Fusion power offers many benefits over current sources of energy. The byproduct of fusion, helium nuclei, is relatively harmless. Better yet, the hydrogen isotopes used in fusion can be isolated from sea water. In 2010, a new catalyst was developed at UC Berkley to convert water into hydrogen. Further, fusion reactions are easier to control than fission reactions: fusion requires a steady input of energy and Compared to fission reactions, there is little risk of a meltdown or explosion. Finally, fusion power produces enough energy to be a feasible major power source, replacing unclean sources like gasoline, coal, or nuclear fission.
In recent years, scientists achieved controlled ignition of fusion reactions. Put simply, ignition occurs when the reaction’s energy output is greater than the reaction’s activation energy.

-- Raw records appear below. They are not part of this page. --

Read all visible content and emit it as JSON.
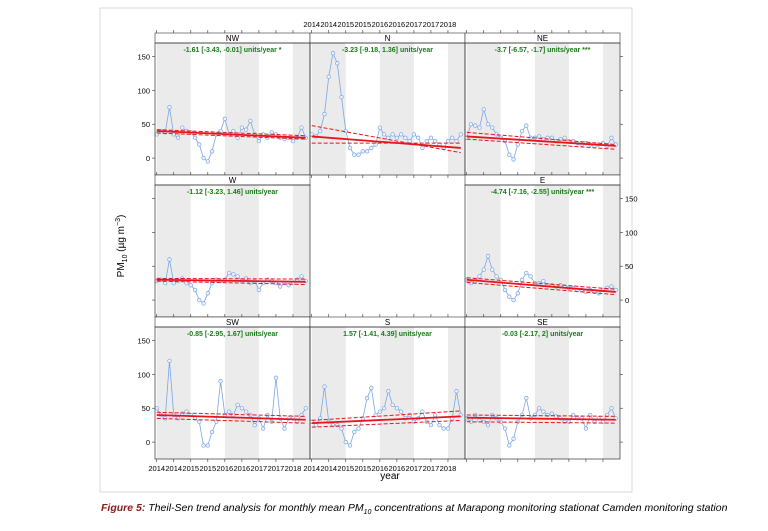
{
  "chart_data": {
    "type": "line",
    "xlabel": "year",
    "ylabel": [
      "PM",
      "10",
      " (µg m",
      "−3",
      ")"
    ],
    "xlim": [
      2013.95,
      2018.5
    ],
    "xticks": [
      {
        "value": 2014.0,
        "label": "2014"
      },
      {
        "value": 2014.5,
        "label": "2014"
      },
      {
        "value": 2015.0,
        "label": "2015"
      },
      {
        "value": 2015.5,
        "label": "2015"
      },
      {
        "value": 2016.0,
        "label": "2016"
      },
      {
        "value": 2016.5,
        "label": "2016"
      },
      {
        "value": 2017.0,
        "label": "2017"
      },
      {
        "value": 2017.5,
        "label": "2017"
      },
      {
        "value": 2018.0,
        "label": "2018"
      }
    ],
    "ylim": [
      -25,
      170
    ],
    "yticks": [
      0,
      50,
      100,
      150
    ],
    "point_color": "#7aa6e6",
    "trend_color": "#e8141c",
    "annotation_color": "#1a7a1a",
    "x": [
      2014.0,
      2014.125,
      2014.25,
      2014.375,
      2014.5,
      2014.625,
      2014.75,
      2014.875,
      2015.0,
      2015.125,
      2015.25,
      2015.375,
      2015.5,
      2015.625,
      2015.75,
      2015.875,
      2016.0,
      2016.125,
      2016.25,
      2016.375,
      2016.5,
      2016.625,
      2016.75,
      2016.875,
      2017.0,
      2017.125,
      2017.25,
      2017.375,
      2017.5,
      2017.625,
      2017.75,
      2017.875,
      2018.0,
      2018.125,
      2018.25,
      2018.375
    ],
    "trend_x": [
      2014.0,
      2018.375
    ],
    "panels": [
      {
        "name": "NW",
        "annotation": "-1.61 [-3.43, -0.01] units/year *",
        "values": [
          35,
          40,
          38,
          75,
          35,
          30,
          45,
          40,
          38,
          30,
          20,
          0,
          -5,
          10,
          35,
          40,
          58,
          35,
          40,
          30,
          45,
          42,
          55,
          35,
          25,
          35,
          30,
          38,
          35,
          30,
          28,
          30,
          25,
          30,
          45,
          30
        ],
        "trend": [
          40,
          30
        ],
        "ci": [
          [
            42,
            33
          ],
          [
            37,
            28
          ]
        ]
      },
      {
        "name": "N",
        "annotation": "-3.23 [-9.18, 1.36] units/year",
        "values": [
          35,
          32,
          40,
          65,
          120,
          155,
          140,
          90,
          40,
          15,
          5,
          5,
          10,
          10,
          15,
          20,
          45,
          35,
          30,
          35,
          30,
          35,
          30,
          25,
          35,
          30,
          15,
          25,
          30,
          25,
          20,
          15,
          25,
          30,
          25,
          35
        ],
        "trend": [
          32,
          15
        ],
        "ci": [
          [
            48,
            8
          ],
          [
            22,
            22
          ]
        ]
      },
      {
        "name": "NE",
        "annotation": "-3.7 [-6.57, -1.7] units/year ***",
        "values": [
          30,
          50,
          48,
          45,
          72,
          50,
          45,
          35,
          30,
          25,
          5,
          -2,
          20,
          40,
          48,
          30,
          30,
          32,
          28,
          30,
          30,
          25,
          28,
          30,
          25,
          25,
          22,
          20,
          22,
          20,
          18,
          20,
          22,
          18,
          30,
          20
        ],
        "trend": [
          32,
          18
        ],
        "ci": [
          [
            38,
            20
          ],
          [
            28,
            13
          ]
        ]
      },
      {
        "name": "W",
        "annotation": "-1.12 [-3.23, 1.46] units/year",
        "values": [
          28,
          30,
          25,
          60,
          25,
          28,
          32,
          25,
          22,
          15,
          0,
          -5,
          10,
          25,
          30,
          28,
          30,
          40,
          38,
          35,
          28,
          32,
          25,
          28,
          15,
          25,
          30,
          28,
          25,
          20,
          25,
          22,
          25,
          30,
          35,
          28
        ],
        "trend": [
          30,
          27
        ],
        "ci": [
          [
            32,
            31
          ],
          [
            28,
            23
          ]
        ]
      },
      {
        "name": "E",
        "annotation": "-4.74 [-7.16, -2.55] units/year ***",
        "values": [
          30,
          25,
          28,
          35,
          45,
          65,
          45,
          35,
          30,
          15,
          5,
          0,
          10,
          30,
          40,
          35,
          25,
          25,
          28,
          22,
          22,
          20,
          22,
          20,
          18,
          18,
          15,
          15,
          12,
          15,
          12,
          10,
          15,
          18,
          20,
          15
        ],
        "trend": [
          30,
          12
        ],
        "ci": [
          [
            33,
            16
          ],
          [
            26,
            8
          ]
        ]
      },
      {
        "name": "SW",
        "annotation": "-0.85 [-2.95, 1.67] units/year",
        "values": [
          50,
          40,
          35,
          120,
          40,
          35,
          42,
          45,
          40,
          35,
          30,
          -5,
          -5,
          15,
          30,
          90,
          40,
          45,
          40,
          55,
          50,
          45,
          40,
          25,
          35,
          20,
          40,
          30,
          95,
          35,
          20,
          35,
          35,
          30,
          40,
          50
        ],
        "trend": [
          40,
          33
        ],
        "ci": [
          [
            44,
            38
          ],
          [
            35,
            28
          ]
        ]
      },
      {
        "name": "S",
        "annotation": "1.57 [-1.41, 4.39] units/year",
        "values": [
          30,
          25,
          35,
          82,
          30,
          25,
          25,
          20,
          0,
          -5,
          15,
          20,
          35,
          65,
          80,
          40,
          45,
          50,
          75,
          55,
          50,
          45,
          35,
          40,
          30,
          35,
          45,
          30,
          25,
          40,
          25,
          20,
          20,
          35,
          75,
          40
        ],
        "trend": [
          28,
          38
        ],
        "ci": [
          [
            32,
            46
          ],
          [
            22,
            32
          ]
        ]
      },
      {
        "name": "SE",
        "annotation": "-0.03 [-2.17, 2] units/year",
        "values": [
          35,
          30,
          40,
          32,
          30,
          25,
          40,
          35,
          30,
          20,
          -5,
          5,
          30,
          40,
          65,
          35,
          40,
          50,
          45,
          40,
          42,
          38,
          35,
          30,
          30,
          40,
          35,
          35,
          20,
          40,
          30,
          35,
          30,
          40,
          50,
          35
        ],
        "trend": [
          36,
          33
        ],
        "ci": [
          [
            40,
            38
          ],
          [
            30,
            28
          ]
        ]
      }
    ]
  },
  "caption": {
    "label": "Figure 5:",
    "text": [
      "Theil-Sen trend analysis for monthly mean PM",
      "10",
      " concentrations at Marapong monitoring stationat Camden monitoring station"
    ]
  }
}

Because the positive charges of hydrogen nuclei repel each other, a huge amount of energy is needed to fuse the nuclei and reach ignition. This energy requirement has made reaching ignition extremely difficult. The first man-made device to achieve fusion ignition was the hydrogen bomb Ivy Mike, made in 1952. In 2013, the National Ignition Facility (NIF) in California achieved controlled fusion ignition by using a series of ultra-powerful lasers to compress and ignite a fuel pellet. This method is used in the International Thermonuclear Experimental Reactor (ITER) project, which hopes to build a model commercially viable fusion reactor by 2019. ITER uses one of the many other proposed methods to achieve fusion; it runs a current through plasma to heat it and confines the plasma with magnetic fields. Other prominent developments in fusion, like Lockheed Martin’s high beta fusion reactor, also promise to achieve ignition within a few decades.

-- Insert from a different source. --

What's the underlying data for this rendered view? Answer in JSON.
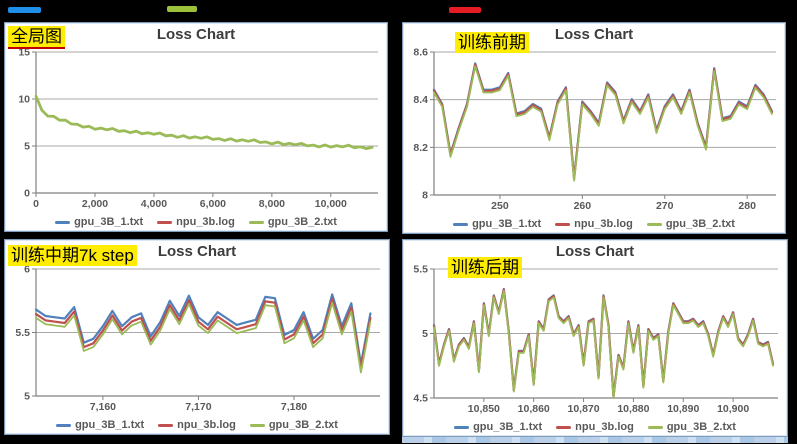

While fusion could replace unclean sources of power, fusion power can go hand in hand with other clean sources of energy. In fact, they operate in different locations and can work together to generate power. To illustrate, fusion reactors require a large area of land. Hydroelectric and tidal power plants take advantage of moving waters and would be situated on the coast. Wind power can operate in farmlands, oceans, and plains because each windmill occupies little space, and solar panels could be deployed in urban areas and deserts.
If fusion power is realized, it would completely alter political landscape of Earth. Many countries would switch to fusion power and no longer be dependent on fossil fuels for energy. With the introduction of affordable high-quality electric vehicles, consumers have even less reason to continue using gasoline and diesel powered vehicles. For example, the Tesla Model S and Model 3 would be able to travel over 250 miles on a single charge, and they can charge in less than 1 hour at Supercharging stations. Decreased use of fossil fuels would significantly diminish the political power of oil companies and oil-rich countries in the Middle East. It would also significantly decrease greenhouse gas emissions and their negative effects. Ultimately, fusion power will lead to a new era of productivity and sustainability.